Have you ever been jealous of a siblings good fortune?

Anonymous
Not really. I'm jealous of my husband's brother and his wife because they live in Sweden which just seems like a really idyllic place to live and raise kids. I know their lives are not perfect, no one's life is but it just seems so nice to have a safety net...free daycare, free college, free healthcare (OK, I know the taxes are really high before anyone points that out and the cost of housing is ridiculously high as well so they are still apartment renters instead of home owners and may always be that way but still...), tons of PTO and a really nice work-life balance because health and happiness and family togetherness is actually valued there unlike here.

I know someone will say "if you don't like it in the US, leave!" but it's not that simple. I would if I could. Believe me. Not only can we not just pick up our jobs and move them to Sweden but our aging parents are here and we feel an obligation to stay here and help them as much as we can. But sometimes it sounds so nice to not have that burden either. I would only admit this on an anonymous site but as much as we love our parents it is extremely stressful and draining to be their main caretakers while our siblings go about their own lives elsewhere and don't understand how much time and effort we spend helping our parents.
Anonymous
Anonymous wrote:
Anonymous wrote:I'm on the other side of this. My brother lives at home with my mom, has never worked or had a relationship (though he was a golden child). He thinks everything comes easily to me -- I have nice looks, always had boyfriends, now have a loving husband, two kids, house, interesting jobs. His rage and jealousy towards me are TERRIFYING. Like I feel worried for my safety when I'm around him. We don't have a relationship.
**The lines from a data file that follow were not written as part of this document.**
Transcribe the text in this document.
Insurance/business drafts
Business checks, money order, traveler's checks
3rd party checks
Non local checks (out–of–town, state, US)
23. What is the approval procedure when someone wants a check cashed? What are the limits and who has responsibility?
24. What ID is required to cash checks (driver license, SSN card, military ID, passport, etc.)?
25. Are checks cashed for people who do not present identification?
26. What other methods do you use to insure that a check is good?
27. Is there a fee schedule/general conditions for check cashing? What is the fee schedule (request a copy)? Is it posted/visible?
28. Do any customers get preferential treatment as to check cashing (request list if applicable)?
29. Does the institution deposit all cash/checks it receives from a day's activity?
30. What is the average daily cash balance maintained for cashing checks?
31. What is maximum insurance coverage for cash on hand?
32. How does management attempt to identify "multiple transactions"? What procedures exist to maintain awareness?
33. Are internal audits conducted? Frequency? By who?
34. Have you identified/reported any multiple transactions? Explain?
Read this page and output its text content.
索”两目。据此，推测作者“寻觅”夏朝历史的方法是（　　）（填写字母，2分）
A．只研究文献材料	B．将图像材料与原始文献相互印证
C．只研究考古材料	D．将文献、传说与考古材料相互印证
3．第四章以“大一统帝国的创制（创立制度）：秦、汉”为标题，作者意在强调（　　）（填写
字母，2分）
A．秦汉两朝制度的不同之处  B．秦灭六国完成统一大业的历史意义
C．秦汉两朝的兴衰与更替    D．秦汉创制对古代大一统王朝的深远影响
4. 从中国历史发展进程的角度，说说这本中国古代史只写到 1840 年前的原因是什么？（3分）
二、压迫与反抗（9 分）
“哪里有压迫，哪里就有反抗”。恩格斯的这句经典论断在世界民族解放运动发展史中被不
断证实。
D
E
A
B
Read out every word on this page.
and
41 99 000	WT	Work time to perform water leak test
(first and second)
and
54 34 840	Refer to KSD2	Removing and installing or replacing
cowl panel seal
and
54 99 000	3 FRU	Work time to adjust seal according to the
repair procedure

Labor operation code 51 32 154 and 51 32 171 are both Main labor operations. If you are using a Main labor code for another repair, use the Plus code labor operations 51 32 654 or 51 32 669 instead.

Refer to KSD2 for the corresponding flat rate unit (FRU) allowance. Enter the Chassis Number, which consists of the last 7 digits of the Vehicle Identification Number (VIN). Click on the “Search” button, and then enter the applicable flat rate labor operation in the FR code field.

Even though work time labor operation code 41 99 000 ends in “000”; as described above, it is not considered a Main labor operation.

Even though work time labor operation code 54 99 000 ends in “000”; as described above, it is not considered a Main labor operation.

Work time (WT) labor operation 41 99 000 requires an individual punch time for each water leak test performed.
This was my older sister. She was jealous and fixated on me to the point that I had to cut her off completely. I didn't feel truly safe until she passed away. Being on the receiving end of envy is no fun.


+1.

I don't worry for my physical safety with my older brother but his common-law wife has told me how jealous he is and how she just tells him to be happy for me. At first I was telling her she was wrong- it sounded crazy, but I have seen it more and more over time and it is so sad/scary that we loved each other so much as kids and now because his life has not done what he wanted- he hates me. He has done/said several things to really hurt me and I really don't know how to process it so I try not to think about it. And when I was saying this to my dad/sister (mother has passed), that I had realized he hated me and wanted to hurt me- they didn't even bother trying to argue/tell me I was wrong or disagree or tell me it was crazy. They just nodded... it only made me realize somehow they already knew. This is all from afar as my family all live back in my country of origin. My dad said "oh, I wouldn't even tell you some of the things he has said". That freaks me out- as I'm a person who likes to know everything there is on an issue... but I just got this feeling of 'don't ask'. There is no making sense of it. Gosh, and even typing that, I realize it's not even accurate- he actually has done things that make me worry for my safety... I had forgotten. I guess as I am so far away, the words are what are used nowadays. I will never have any of our children near him unchaperoned... and they don't know any of this- I tell them all the fun nice stories of us growing up... and I try only to think about those times.

Normal twinges of regret/jealousy/comparison/competition would be fine- but this is something else.